Published online by Cambridge University Press: 05 July 2011
Over the past decades, European countries spent more than 50 billion euros annually on subsidizing their farmers and protecting them against imports from other countries. This is not only the case in countries belonging to the European Union (EU), but also in countries such as Iceland, Norway, and Switzerland that have highly protected agricultural sectors. The most important form of government intervention in European agricultural markets is undoubtedly the Common Agricultural Policy (CAP) of the EU. While the EU has since reformed the CAP, the introduction of the CAP between 1962 and 1967 created a highly protectionist and distortive system of government intervention in agricultural markets across a large part of the continent.

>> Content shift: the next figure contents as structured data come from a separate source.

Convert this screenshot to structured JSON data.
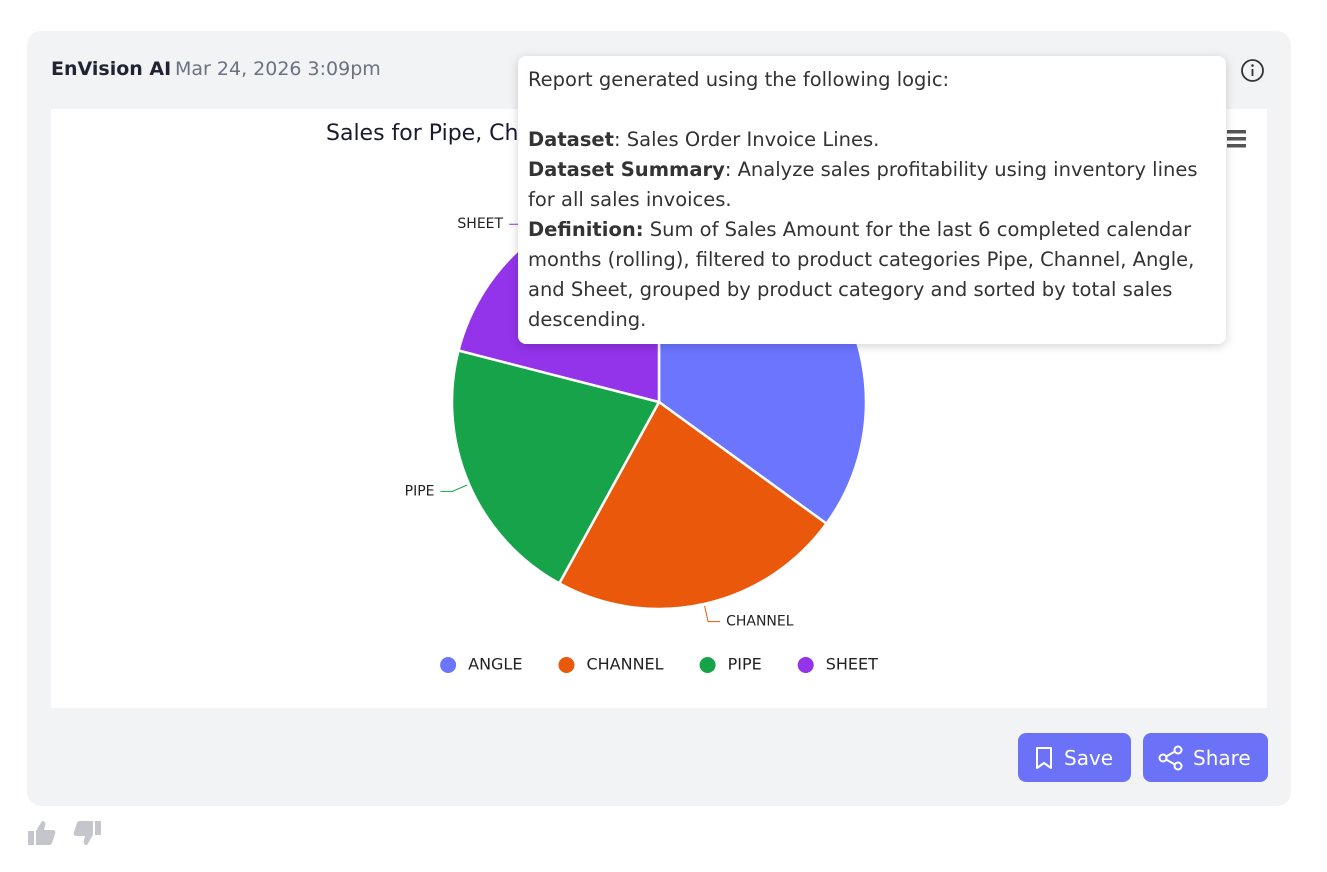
{
  "header": {
    "author": "EnVision AI",
    "timestamp": "Mar 24, 2026 3:09pm"
  },
  "chart_data": {
    "type": "pie",
    "title": "Sales for Pipe, Ch",
    "categories": [
      "ANGLE",
      "CHANNEL",
      "PIPE",
      "SHEET"
    ],
    "values": [
      35,
      23,
      21,
      21
    ],
    "colors": [
      "#6b75fe",
      "#ea580c",
      "#16a34a",
      "#9333ea"
    ],
    "legend": "bottom"
  },
  "tooltip": {
    "intro": "Report generated using the following logic:",
    "items": [
      {
        "label": "Dataset",
        "text": ": Sales Order Invoice Lines."
      },
      {
        "label": "Dataset Summary",
        "text": ": Analyze sales profitability using inventory lines for all sales invoices."
      },
      {
        "label": "Definition:",
        "text": " Sum of Sales Amount for the last 6 completed calendar months (rolling), filtered to product categories Pipe, Channel, Angle, and Sheet, grouped by product category and sorted by total sales descending."
      }
    ]
  },
  "buttons": {
    "save": "Save",
    "share": "Share"
  }
}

How things changed in a century: 100 years earlier, Europe was characterized by free trade in agricultural and food products. The abolishment of the Corn Laws in 1846 signaled the end (or rather the beginning of the end – see Nye 2010) of farm import protection in England; and the English-French trade agreement of 1860 was the start of a series of trade agreements across Europe, effectively removing most trade constraints in agricultural markets.
These contrasting observations beg several questions: How and when did this change in policy occur? Why did it occur? Which events triggered these dramatic changes in policy preferences in Europe over the course of a century, and what were the fundamental causes that made them possible? These are the questions that this chapter tries to answer.